Stacey Cook, a nurse at Atrium who plans to upgrade her skills to a bachelor’s degree at the new facility, said the convenient partnership gives her a chance she would have otherwise not received.
“I’ve wanted to go back to school for some time,” Cook said. “When you work 40 hours a week it is hard to fit anything else in so when this came up I thought, here is my chance.”
Miami and the Warren County Career Center used a lease deal to get the new 32,000 square-foot facility built. The city of Middletown borrowed money for construction and will rent the space back as part of a lease to purchase agreement, McKinney said.
These types of deals help minimize risk and up-front costs, school officials said. Sinclair is leasing space now in Warren County, but plans to build on nearby land the college bought for more than $1 million. The University of Cincinnati has owned nearly 400 acres of land along I-71 near Lebanon for a decade, but Greg Hand, communications director, said the school has no plans for another branch in Warren or Butler counties.
While schools and partnerships will likely continue to proliferate, developing new locations isn’t always as simple as opening as storefront with classrooms. Before it moved into Warren County Sinclair petitioned the state to add Warren County to the college’s service region. Cincinnati State will likely need similar approval for its venture into Butler County.
Cincinnati State spokeswoman Manning said she didn’t expect the service district to be an issue. The college has been in contact with the regents, but will not file a formal application until after the facilities issues are worked out.

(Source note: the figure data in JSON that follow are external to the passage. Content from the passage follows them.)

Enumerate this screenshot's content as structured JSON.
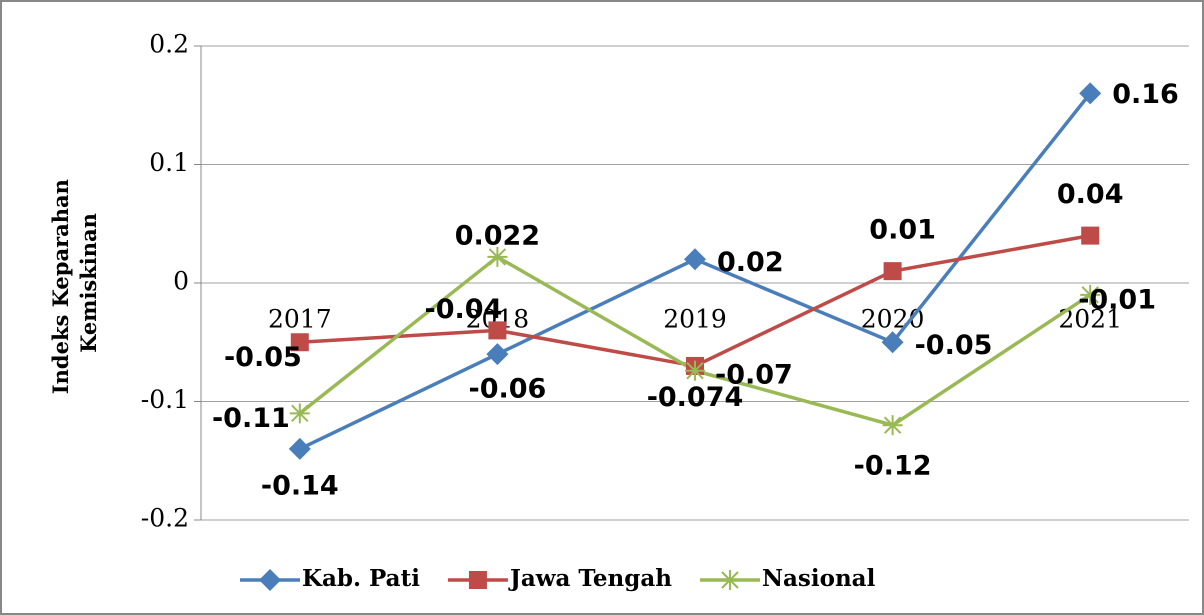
{
  "chart_data": {
    "type": "line",
    "y_label": [
      "Indeks Keparahan",
      "Kemiskinan"
    ],
    "categories": [
      "2017",
      "2018",
      "2019",
      "2020",
      "2021"
    ],
    "series": [
      {
        "name": "Kab. Pati",
        "color": "#4a7ebb",
        "marker": "diamond",
        "values": [
          -0.14,
          -0.06,
          0.02,
          -0.05,
          0.16
        ]
      },
      {
        "name": "Jawa Tengah",
        "color": "#be4b48",
        "marker": "square",
        "values": [
          -0.05,
          -0.04,
          -0.07,
          0.01,
          0.04
        ]
      },
      {
        "name": "Nasional",
        "color": "#98b954",
        "marker": "star",
        "values": [
          -0.11,
          0.022,
          -0.074,
          -0.12,
          -0.01
        ]
      }
    ],
    "ylim": [
      -0.2,
      0.2
    ],
    "yticks": [
      -0.2,
      -0.1,
      0,
      0.1,
      0.2
    ],
    "grid": true,
    "legend": "bottom"
  }
}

Nonetheless, opening a new branch, even if it is in a schools service district, can get complicated. David Devier, Clark State Community College vice president of academic and student affairs, acknowledges his college’s entrance into Greene County in 2006 was “heated” at times, even though it was in the college’s state-designated service district.

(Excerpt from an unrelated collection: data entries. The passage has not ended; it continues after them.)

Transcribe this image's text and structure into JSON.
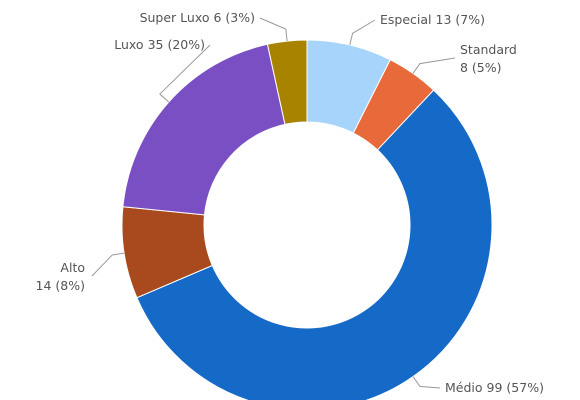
{
  "chart_data": {
    "type": "donut",
    "categories": [
      "Especial",
      "Standard",
      "Médio",
      "Alto",
      "Luxo",
      "Super Luxo"
    ],
    "values": [
      13,
      8,
      99,
      14,
      35,
      6
    ],
    "value_labels": [
      "13 (7%)",
      "8 (5%)",
      "99 (57%)",
      "14 (8%)",
      "35 (20%)",
      "6 (3%)"
    ],
    "colors": [
      "#a6d4fa",
      "#e8693a",
      "#1569c7",
      "#a84a1e",
      "#7b4fc4",
      "#a88300"
    ]
  }
}
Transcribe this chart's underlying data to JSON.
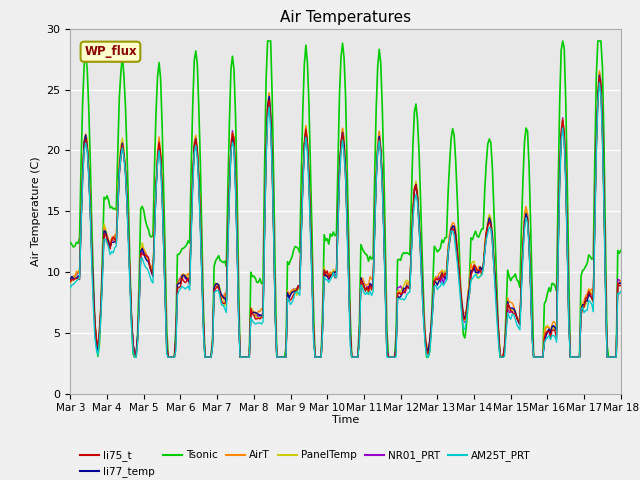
{
  "title": "Air Temperatures",
  "xlabel": "Time",
  "ylabel": "Air Temperature (C)",
  "ylim": [
    0,
    30
  ],
  "xlim": [
    0,
    360
  ],
  "background_color": "#e8e8e8",
  "fig_background": "#f0f0f0",
  "series": {
    "li75_t": {
      "color": "#cc0000",
      "lw": 1.0,
      "zorder": 4
    },
    "li77_temp": {
      "color": "#000099",
      "lw": 1.0,
      "zorder": 4
    },
    "Tsonic": {
      "color": "#00cc00",
      "lw": 1.2,
      "zorder": 3
    },
    "AirT": {
      "color": "#ff8800",
      "lw": 1.0,
      "zorder": 4
    },
    "PanelTemp": {
      "color": "#cccc00",
      "lw": 1.0,
      "zorder": 4
    },
    "NR01_PRT": {
      "color": "#9900cc",
      "lw": 1.0,
      "zorder": 4
    },
    "AM25T_PRT": {
      "color": "#00cccc",
      "lw": 1.0,
      "zorder": 5
    }
  },
  "xtick_labels": [
    "Mar 3",
    "Mar 4",
    "Mar 5",
    "Mar 6",
    "Mar 7",
    "Mar 8",
    "Mar 9",
    "Mar 10",
    "Mar 11",
    "Mar 12",
    "Mar 13",
    "Mar 14",
    "Mar 15",
    "Mar 16",
    "Mar 17",
    "Mar 18"
  ],
  "xtick_positions": [
    0,
    24,
    48,
    72,
    96,
    120,
    144,
    168,
    192,
    216,
    240,
    264,
    288,
    312,
    336,
    360
  ],
  "ytick_positions": [
    0,
    5,
    10,
    15,
    20,
    25,
    30
  ],
  "ytick_labels": [
    "0",
    "5",
    "10",
    "15",
    "20",
    "25",
    "30"
  ],
  "wp_flux_label": "WP_flux",
  "legend_entries": [
    {
      "label": "li75_t",
      "color": "#cc0000"
    },
    {
      "label": "li77_temp",
      "color": "#000099"
    },
    {
      "label": "Tsonic",
      "color": "#00cc00"
    },
    {
      "label": "AirT",
      "color": "#ff8800"
    },
    {
      "label": "PanelTemp",
      "color": "#cccc00"
    },
    {
      "label": "NR01_PRT",
      "color": "#9900cc"
    },
    {
      "label": "AM25T_PRT",
      "color": "#00cccc"
    }
  ]
}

“The Greene County commissioners and citizens said to Clark State: ‘Either get in here and do what is needed or we’ll go to Sinclair,’” Devier said. “I spoke to two of the three commissioners recently and they are happy with what we have done.”

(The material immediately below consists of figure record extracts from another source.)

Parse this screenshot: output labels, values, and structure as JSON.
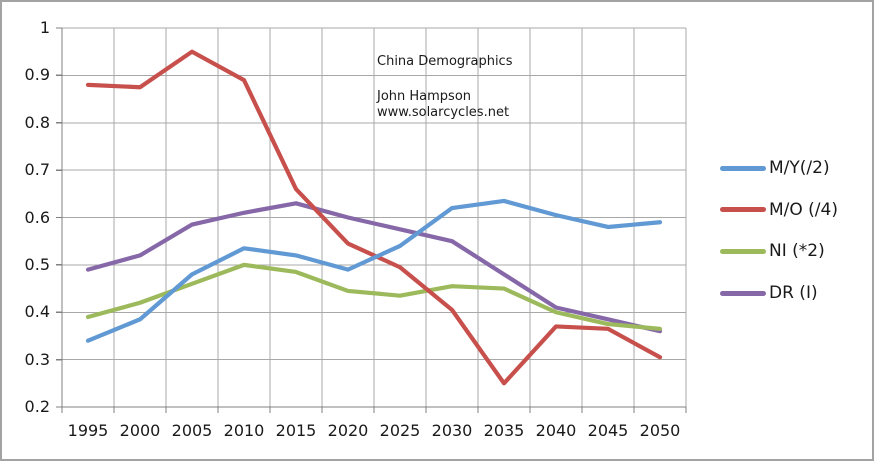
{
  "frame": {
    "background": "#ffffff",
    "border_color": "#a3a3a3"
  },
  "chart_data": {
    "type": "line",
    "title": "China Demographics",
    "annotations": [
      "John Hampson",
      "www.solarcycles.net"
    ],
    "categories": [
      "1995",
      "2000",
      "2005",
      "2010",
      "2015",
      "2020",
      "2025",
      "2030",
      "2035",
      "2040",
      "2045",
      "2050"
    ],
    "series": [
      {
        "name": "DR (I)",
        "color": "#8668a8",
        "values": [
          0.49,
          0.52,
          0.585,
          0.61,
          0.63,
          0.6,
          0.575,
          0.55,
          0.48,
          0.41,
          0.385,
          0.36
        ]
      },
      {
        "name": "NI (*2)",
        "color": "#9cba5b",
        "values": [
          0.39,
          0.42,
          0.46,
          0.5,
          0.485,
          0.445,
          0.435,
          0.455,
          0.45,
          0.4,
          0.375,
          0.365
        ]
      },
      {
        "name": "M/O (/4)",
        "color": "#c7504c",
        "values": [
          0.88,
          0.875,
          0.95,
          0.89,
          0.66,
          0.545,
          0.495,
          0.405,
          0.25,
          0.37,
          0.365,
          0.305
        ]
      },
      {
        "name": "M/Y(/2)",
        "color": "#6099d3",
        "values": [
          0.34,
          0.385,
          0.48,
          0.535,
          0.52,
          0.49,
          0.54,
          0.62,
          0.635,
          0.605,
          0.58,
          0.59
        ]
      }
    ],
    "legend_order": [
      "M/Y(/2)",
      "M/O (/4)",
      "NI (*2)",
      "DR (I)"
    ],
    "ylim": [
      0.2,
      1.0
    ],
    "ytick_step": 0.1,
    "ytick_labels": [
      "1",
      "0.9",
      "0.8",
      "0.7",
      "0.6",
      "0.5",
      "0.4",
      "0.3",
      "0.2"
    ],
    "xlabel": "",
    "ylabel": "",
    "grid": "on",
    "legend_position": "right",
    "grid_color": "#a8a8a8",
    "axis_color": "#808080"
  }
}
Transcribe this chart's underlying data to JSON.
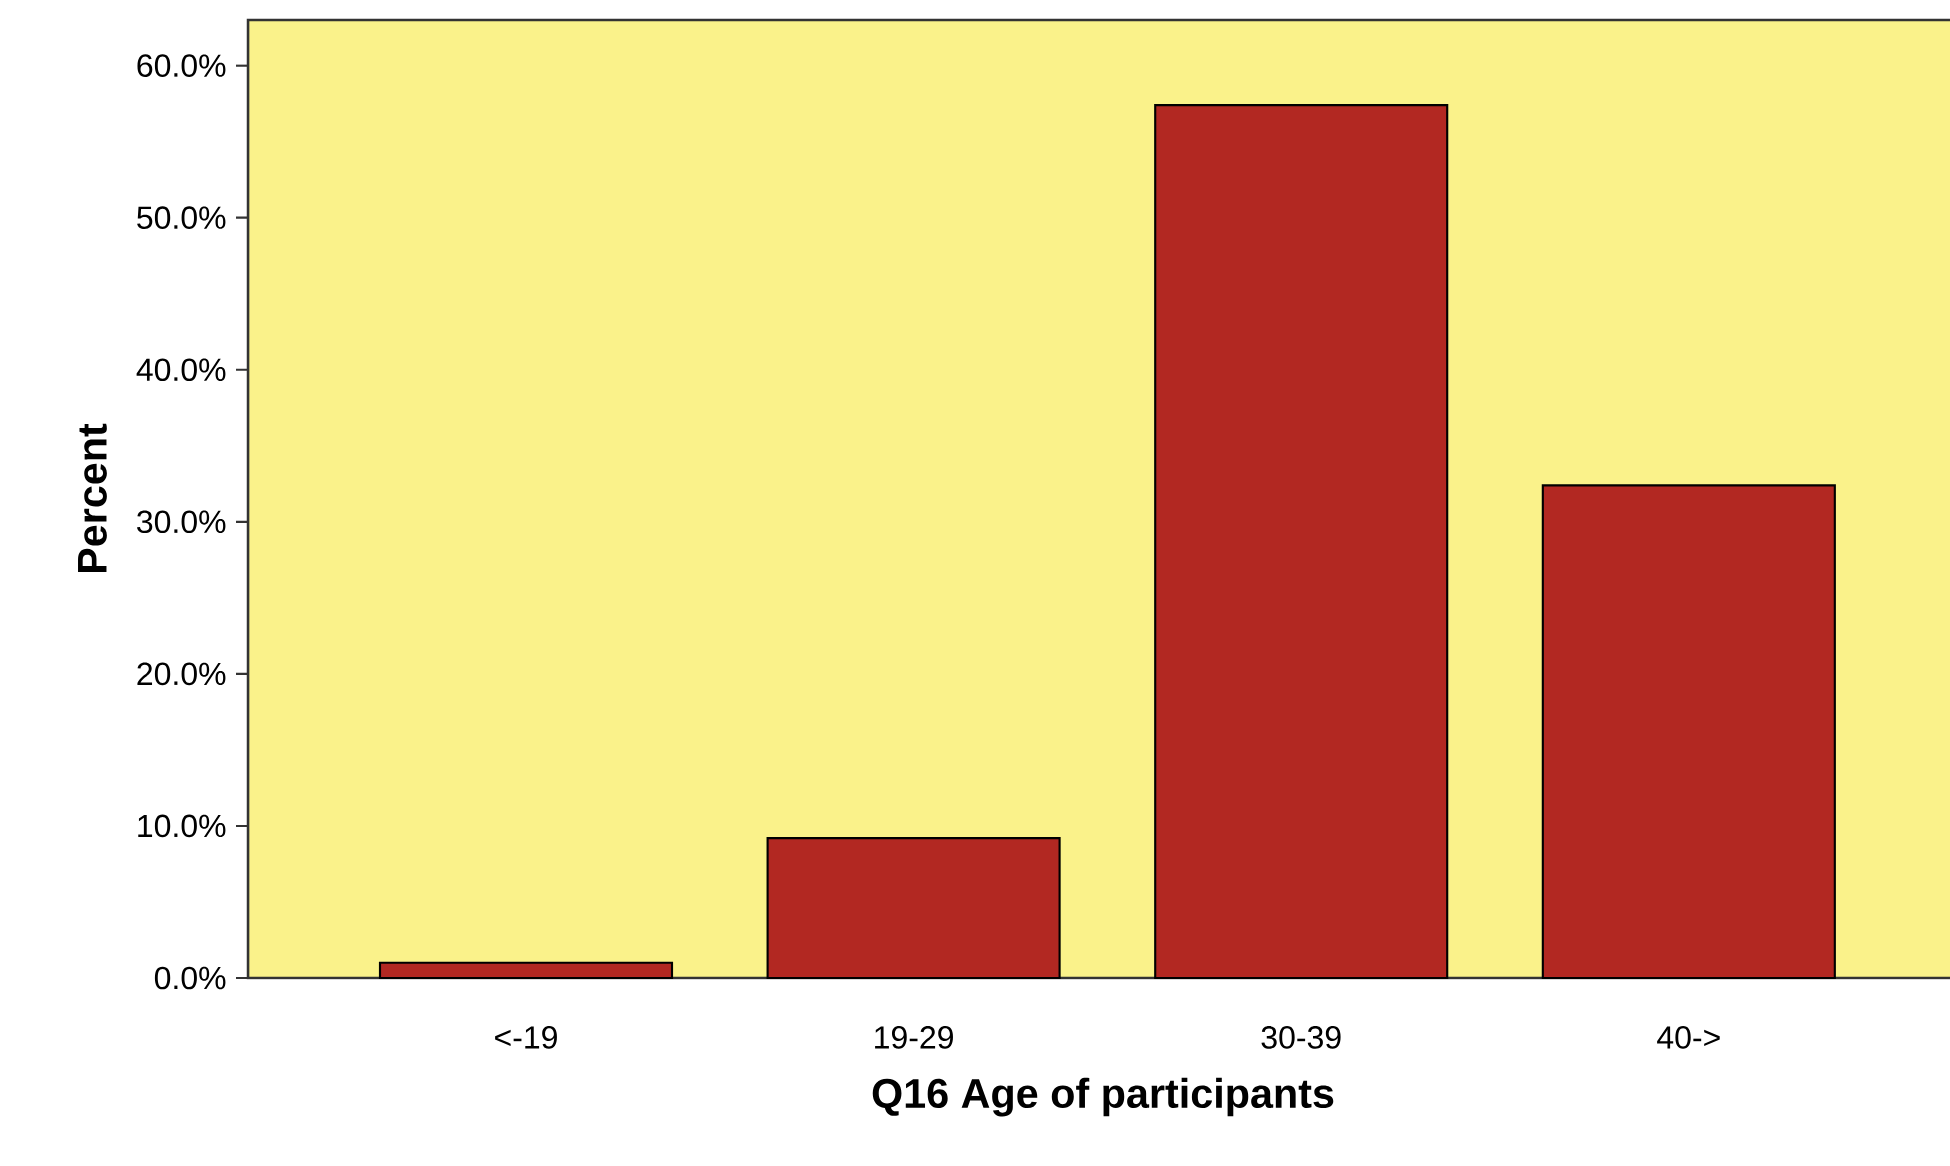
{
  "chart_data": {
    "type": "bar",
    "xlabel": "Q16 Age of participants",
    "ylabel": "Percent",
    "categories": [
      "<-19",
      "19-29",
      "30-39",
      "40->"
    ],
    "values": [
      1.0,
      9.2,
      57.4,
      32.4
    ],
    "color": "#b22822",
    "ylim": [
      0,
      63
    ],
    "yticks": [
      {
        "value": 0,
        "label": "0.0%"
      },
      {
        "value": 10,
        "label": "10.0%"
      },
      {
        "value": 20,
        "label": "20.0%"
      },
      {
        "value": 30,
        "label": "30.0%"
      },
      {
        "value": 40,
        "label": "40.0%"
      },
      {
        "value": 50,
        "label": "50.0%"
      },
      {
        "value": 60,
        "label": "60.0%"
      }
    ],
    "grid": false
  }
}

Enrollment growth mirrors Sinclair’s success in Warren County and Clark State recently took over the entire building it occupies in Beavercreek that was built with the help of state and federal earmarks and named for former U.S. Rep. Dave Hobson. Clark State also offers classes at high schools in Xenia and Jamestown and Devier thinks the school could one day increase offerings in Logan County.
With the continued emergence of online education many schools may begin to blend in-person instruction with distance learning to save money and reach more students. Nearly every college and university in the Miami Valley now offers some type of online course and Ohio Board of Regents data shows distance learning is one of the fastest growing course offerings in the state.
Yet Berkwood Farmer, dean of Wright State University’s business school, believes a classroom component will always be important for certain students and degree programs. WSU has expanded offerings for its Master’s of Business Administration degree to nights, weekends and satellite locations in Mason and even partly online in China. All these students get face to face experience with professors.
“The in-class experience, where a student and professor are face to face is still the most effective way to deliver higher education,” Farmer said.
What is clear is students can expect a growing number of higher education options closer to home, especially if their home is in a region with population growth like the counties between Dayton and Cincinnati.
“Cincinnati and Dayton are clearly destined to be some kind of mega-city and when that happens I-75 will be Main Street,” said Pratt, the Miami dean. “Miami is positioned to be a major player to provide quality higher education to the citizens of that mega urban area.”